FCA cost disclosure updates welcomed by industry

The industry has reacted positively to the Financial Conduct Authority’s (FCA) amended rules on disclosing costs and charges to workplace pension scheme members, published today (4 February), though concerns around member understanding persist.

Key amendments to the original proposals centred around illustration requirements, as these will no longer required for all fund options, but will instead be limited to a “representative range of funds/options”.

Hargreaves Lansdown head of policy, Tom McPhail, commented: “Costs and charges have a significant impact on people’s retirement savings... The FCA has come up with a proportionate and well-considered response to this challenge, which should satisfy consumer groups and the industry alike.”

"They have also recognised it would be counter-productive to swamp investors with illustrations for all funds available; instead they require disclosure for default funds plus a representative sample of other funds."

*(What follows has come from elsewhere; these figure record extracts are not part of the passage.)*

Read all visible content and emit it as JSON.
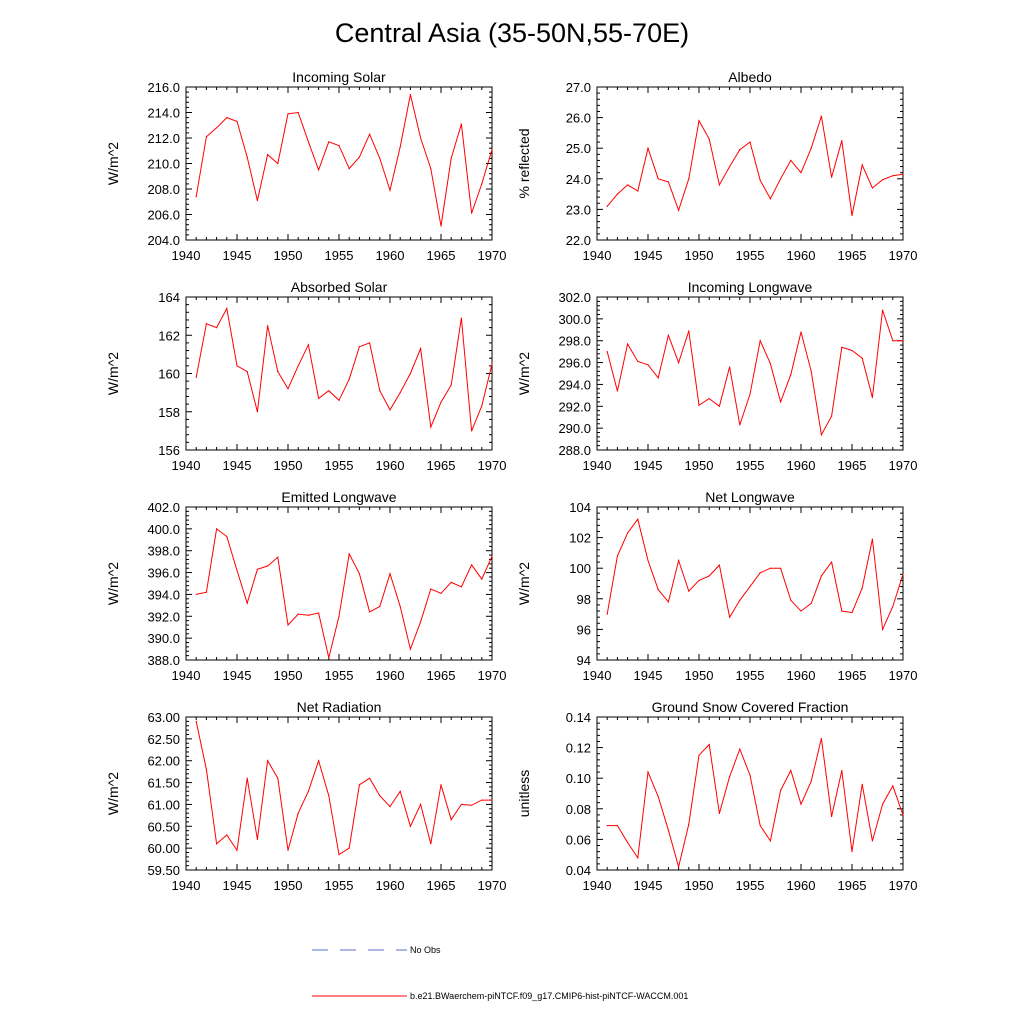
{
  "figure": {
    "title": "Central Asia (35-50N,55-70E)",
    "legend": [
      {
        "label": "No Obs",
        "color": "#5a6fc8",
        "style": "dashed"
      },
      {
        "label": "b.e21.BWaerchem-piNTCF.f09_g17.CMIP6-hist-piNTCF-WACCM.001",
        "color": "#ff0000",
        "style": "solid"
      }
    ]
  },
  "chart_data": [
    {
      "type": "line",
      "title": "Incoming Solar",
      "ylabel": "W/m^2",
      "xlim": [
        1940,
        1970
      ],
      "ylim": [
        204,
        216
      ],
      "xticks": [
        "1940",
        "1945",
        "1950",
        "1955",
        "1960",
        "1965",
        "1970"
      ],
      "yticks": [
        "204.0",
        "206.0",
        "208.0",
        "210.0",
        "212.0",
        "214.0",
        "216.0"
      ],
      "x": [
        1941,
        1942,
        1943,
        1944,
        1945,
        1946,
        1947,
        1948,
        1949,
        1950,
        1951,
        1952,
        1953,
        1954,
        1955,
        1956,
        1957,
        1958,
        1959,
        1960,
        1961,
        1962,
        1963,
        1964,
        1965,
        1966,
        1967,
        1968,
        1969,
        1970
      ],
      "values": [
        207.4,
        212.1,
        212.8,
        213.6,
        213.3,
        210.5,
        207.1,
        210.7,
        210.0,
        213.9,
        214.0,
        211.7,
        209.5,
        211.7,
        211.4,
        209.6,
        210.5,
        212.3,
        210.4,
        207.9,
        211.3,
        215.4,
        212.0,
        209.6,
        205.1,
        210.4,
        213.1,
        206.1,
        208.4,
        211.1
      ],
      "series_name": "b.e21.BWaerchem-piNTCF.f09_g17.CMIP6-hist-piNTCF-WACCM.001",
      "color": "#ff0000"
    },
    {
      "type": "line",
      "title": "Albedo",
      "ylabel": "% reflected",
      "xlim": [
        1940,
        1970
      ],
      "ylim": [
        22,
        27
      ],
      "xticks": [
        "1940",
        "1945",
        "1950",
        "1955",
        "1960",
        "1965",
        "1970"
      ],
      "yticks": [
        "22.0",
        "23.0",
        "24.0",
        "25.0",
        "26.0",
        "27.0"
      ],
      "x": [
        1941,
        1942,
        1943,
        1944,
        1945,
        1946,
        1947,
        1948,
        1949,
        1950,
        1951,
        1952,
        1953,
        1954,
        1955,
        1956,
        1957,
        1958,
        1959,
        1960,
        1961,
        1962,
        1963,
        1964,
        1965,
        1966,
        1967,
        1968,
        1969,
        1970
      ],
      "values": [
        23.1,
        23.5,
        23.8,
        23.6,
        25.0,
        24.0,
        23.9,
        22.97,
        24.0,
        25.9,
        25.3,
        23.8,
        24.4,
        24.95,
        25.2,
        23.95,
        23.35,
        24.0,
        24.6,
        24.2,
        25.0,
        26.05,
        24.05,
        25.25,
        22.8,
        24.45,
        23.7,
        23.97,
        24.1,
        24.15
      ],
      "series_name": "b.e21.BWaerchem-piNTCF.f09_g17.CMIP6-hist-piNTCF-WACCM.001",
      "color": "#ff0000"
    },
    {
      "type": "line",
      "title": "Absorbed Solar",
      "ylabel": "W/m^2",
      "xlim": [
        1940,
        1970
      ],
      "ylim": [
        156,
        164
      ],
      "xticks": [
        "1940",
        "1945",
        "1950",
        "1955",
        "1960",
        "1965",
        "1970"
      ],
      "yticks": [
        "156",
        "158",
        "160",
        "162",
        "164"
      ],
      "x": [
        1941,
        1942,
        1943,
        1944,
        1945,
        1946,
        1947,
        1948,
        1949,
        1950,
        1951,
        1952,
        1953,
        1954,
        1955,
        1956,
        1957,
        1958,
        1959,
        1960,
        1961,
        1962,
        1963,
        1964,
        1965,
        1966,
        1967,
        1968,
        1969,
        1970
      ],
      "values": [
        159.8,
        162.6,
        162.4,
        163.4,
        160.4,
        160.1,
        158.0,
        162.5,
        160.1,
        159.2,
        160.4,
        161.5,
        158.7,
        159.1,
        158.6,
        159.7,
        161.4,
        161.6,
        159.1,
        158.1,
        159.0,
        160.0,
        161.3,
        157.2,
        158.5,
        159.4,
        162.9,
        157.0,
        158.3,
        160.5
      ],
      "series_name": "b.e21.BWaerchem-piNTCF.f09_g17.CMIP6-hist-piNTCF-WACCM.001",
      "color": "#ff0000"
    },
    {
      "type": "line",
      "title": "Incoming Longwave",
      "ylabel": "W/m^2",
      "xlim": [
        1940,
        1970
      ],
      "ylim": [
        288,
        302
      ],
      "xticks": [
        "1940",
        "1945",
        "1950",
        "1955",
        "1960",
        "1965",
        "1970"
      ],
      "yticks": [
        "288.0",
        "290.0",
        "292.0",
        "294.0",
        "296.0",
        "298.0",
        "300.0",
        "302.0"
      ],
      "x": [
        1941,
        1942,
        1943,
        1944,
        1945,
        1946,
        1947,
        1948,
        1949,
        1950,
        1951,
        1952,
        1953,
        1954,
        1955,
        1956,
        1957,
        1958,
        1959,
        1960,
        1961,
        1962,
        1963,
        1964,
        1965,
        1966,
        1967,
        1968,
        1969,
        1970
      ],
      "values": [
        297.0,
        293.4,
        297.7,
        296.1,
        295.8,
        294.6,
        298.5,
        296.0,
        298.9,
        292.1,
        292.7,
        292.0,
        295.6,
        290.3,
        293.1,
        298.0,
        295.9,
        292.4,
        294.9,
        298.8,
        295.2,
        289.4,
        291.1,
        297.4,
        297.1,
        296.4,
        292.8,
        300.8,
        298.0,
        298.0
      ],
      "series_name": "b.e21.BWaerchem-piNTCF.f09_g17.CMIP6-hist-piNTCF-WACCM.001",
      "color": "#ff0000"
    },
    {
      "type": "line",
      "title": "Emitted Longwave",
      "ylabel": "W/m^2",
      "xlim": [
        1940,
        1970
      ],
      "ylim": [
        388,
        402
      ],
      "xticks": [
        "1940",
        "1945",
        "1950",
        "1955",
        "1960",
        "1965",
        "1970"
      ],
      "yticks": [
        "388.0",
        "390.0",
        "392.0",
        "394.0",
        "396.0",
        "398.0",
        "400.0",
        "402.0"
      ],
      "x": [
        1941,
        1942,
        1943,
        1944,
        1945,
        1946,
        1947,
        1948,
        1949,
        1950,
        1951,
        1952,
        1953,
        1954,
        1955,
        1956,
        1957,
        1958,
        1959,
        1960,
        1961,
        1962,
        1963,
        1964,
        1965,
        1966,
        1967,
        1968,
        1969,
        1970
      ],
      "values": [
        394.0,
        394.2,
        400.0,
        399.3,
        396.2,
        393.2,
        396.3,
        396.6,
        397.4,
        391.2,
        392.2,
        392.1,
        392.3,
        388.2,
        392.0,
        397.7,
        395.9,
        392.4,
        392.9,
        395.9,
        392.9,
        389.0,
        391.5,
        394.5,
        394.1,
        395.1,
        394.7,
        396.7,
        395.4,
        397.5
      ],
      "series_name": "b.e21.BWaerchem-piNTCF.f09_g17.CMIP6-hist-piNTCF-WACCM.001",
      "color": "#ff0000"
    },
    {
      "type": "line",
      "title": "Net Longwave",
      "ylabel": "W/m^2",
      "xlim": [
        1940,
        1970
      ],
      "ylim": [
        94,
        104
      ],
      "xticks": [
        "1940",
        "1945",
        "1950",
        "1955",
        "1960",
        "1965",
        "1970"
      ],
      "yticks": [
        "94",
        "96",
        "98",
        "100",
        "102",
        "104"
      ],
      "x": [
        1941,
        1942,
        1943,
        1944,
        1945,
        1946,
        1947,
        1948,
        1949,
        1950,
        1951,
        1952,
        1953,
        1954,
        1955,
        1956,
        1957,
        1958,
        1959,
        1960,
        1961,
        1962,
        1963,
        1964,
        1965,
        1966,
        1967,
        1968,
        1969,
        1970
      ],
      "values": [
        97.0,
        100.8,
        102.3,
        103.2,
        100.5,
        98.6,
        97.8,
        100.5,
        98.5,
        99.2,
        99.5,
        100.2,
        96.8,
        97.9,
        98.8,
        99.7,
        100.0,
        100.0,
        97.9,
        97.2,
        97.7,
        99.5,
        100.4,
        97.2,
        97.1,
        98.7,
        101.9,
        96.0,
        97.5,
        99.6
      ],
      "series_name": "b.e21.BWaerchem-piNTCF.f09_g17.CMIP6-hist-piNTCF-WACCM.001",
      "color": "#ff0000"
    },
    {
      "type": "line",
      "title": "Net Radiation",
      "ylabel": "W/m^2",
      "xlim": [
        1940,
        1970
      ],
      "ylim": [
        59.5,
        63.0
      ],
      "xticks": [
        "1940",
        "1945",
        "1950",
        "1955",
        "1960",
        "1965",
        "1970"
      ],
      "yticks": [
        "59.50",
        "60.00",
        "60.50",
        "61.00",
        "61.50",
        "62.00",
        "62.50",
        "63.00"
      ],
      "x": [
        1941,
        1942,
        1943,
        1944,
        1945,
        1946,
        1947,
        1948,
        1949,
        1950,
        1951,
        1952,
        1953,
        1954,
        1955,
        1956,
        1957,
        1958,
        1959,
        1960,
        1961,
        1962,
        1963,
        1964,
        1965,
        1966,
        1967,
        1968,
        1969,
        1970
      ],
      "values": [
        62.9,
        61.8,
        60.1,
        60.3,
        59.95,
        61.6,
        60.2,
        62.0,
        61.6,
        59.95,
        60.8,
        61.3,
        62.0,
        61.2,
        59.85,
        60.0,
        61.45,
        61.6,
        61.2,
        60.95,
        61.3,
        60.5,
        61.0,
        60.1,
        61.45,
        60.65,
        61.0,
        60.98,
        61.1,
        61.1
      ],
      "series_name": "b.e21.BWaerchem-piNTCF.f09_g17.CMIP6-hist-piNTCF-WACCM.001",
      "color": "#ff0000"
    },
    {
      "type": "line",
      "title": "Ground Snow Covered Fraction",
      "ylabel": "unitless",
      "xlim": [
        1940,
        1970
      ],
      "ylim": [
        0.04,
        0.14
      ],
      "xticks": [
        "1940",
        "1945",
        "1950",
        "1955",
        "1960",
        "1965",
        "1970"
      ],
      "yticks": [
        "0.04",
        "0.06",
        "0.08",
        "0.10",
        "0.12",
        "0.14"
      ],
      "x": [
        1941,
        1942,
        1943,
        1944,
        1945,
        1946,
        1947,
        1948,
        1949,
        1950,
        1951,
        1952,
        1953,
        1954,
        1955,
        1956,
        1957,
        1958,
        1959,
        1960,
        1961,
        1962,
        1963,
        1964,
        1965,
        1966,
        1967,
        1968,
        1969,
        1970
      ],
      "values": [
        0.069,
        0.069,
        0.058,
        0.048,
        0.104,
        0.088,
        0.066,
        0.042,
        0.07,
        0.115,
        0.122,
        0.077,
        0.101,
        0.119,
        0.102,
        0.069,
        0.059,
        0.092,
        0.105,
        0.083,
        0.098,
        0.126,
        0.075,
        0.105,
        0.052,
        0.096,
        0.059,
        0.083,
        0.095,
        0.076
      ],
      "series_name": "b.e21.BWaerchem-piNTCF.f09_g17.CMIP6-hist-piNTCF-WACCM.001",
      "color": "#ff0000"
    }
  ]
}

Whilst schemes will be required to set out the costs and charges imposed on scheme members, the report has outlined a phased introduction for the rules, limiting first year reporting to default funds and options.

Hymans Robertson partner, Rona Train, added: “In the short term, providers will only have to publish costs and charges information on default arrangements, rather than full fund ranges.

"With this, the FCA is focusing on the importance of charges to those who (generally) do not make an active decision where to invest their pension assets. This seems logical and will cover the vast majority of members in DC arrangements."

The report also confirmed amends to COBS 19.5, which reflect concerns around member understanding and require IGCs to ensure “information is communicated in a way that considers how members might reasonably use it”.

Interactive Investor personal finance campaigner, Myron Jobson, commented: “Better transparency when it comes to workplace pensions is long overdue – complacency has been the order of the day for far too long."

“Workplace pensions aren’t the easiest products to understand as both the costs and quality aren’t immediately obvious and outcomes may not be apparent for many years down the line, making it difficult to assess value for money.”

Echoing this, McPhail added: “"Clear, simple disclosure from a trusted source is vital if people are to engage with the information and have confidence to act on it."

In an attempt to ease concerns around member disincentivising, the final requirements have also been updated to ensure that scheme governance bodies no longer need to report negative transaction costs.

Train added: “Taking away the need to show negative transaction costs, whilst not showing members the full picture, may actually help with members’ confidence in the disclosures.

“It’s a delicate balance for the FCA of requiring providers to produce the information that’s relevant to the majority of DC members and giving potentially hundreds of pages of information which members will generally find impenetrable.”

However, the amended requirements have not been universally welcomed, as the Association of British Insurers director of regulation, Hugh Savill, stated: “We support measures to improve transparency that helps customers to make more informed choices, but we do not believe these measures will achieve this.

"While we are disappointed with these requirements, which still risk overloading customers with information, we recognise that the FCA has taken onboard some of the industry concerns regarding the volume of data to be published."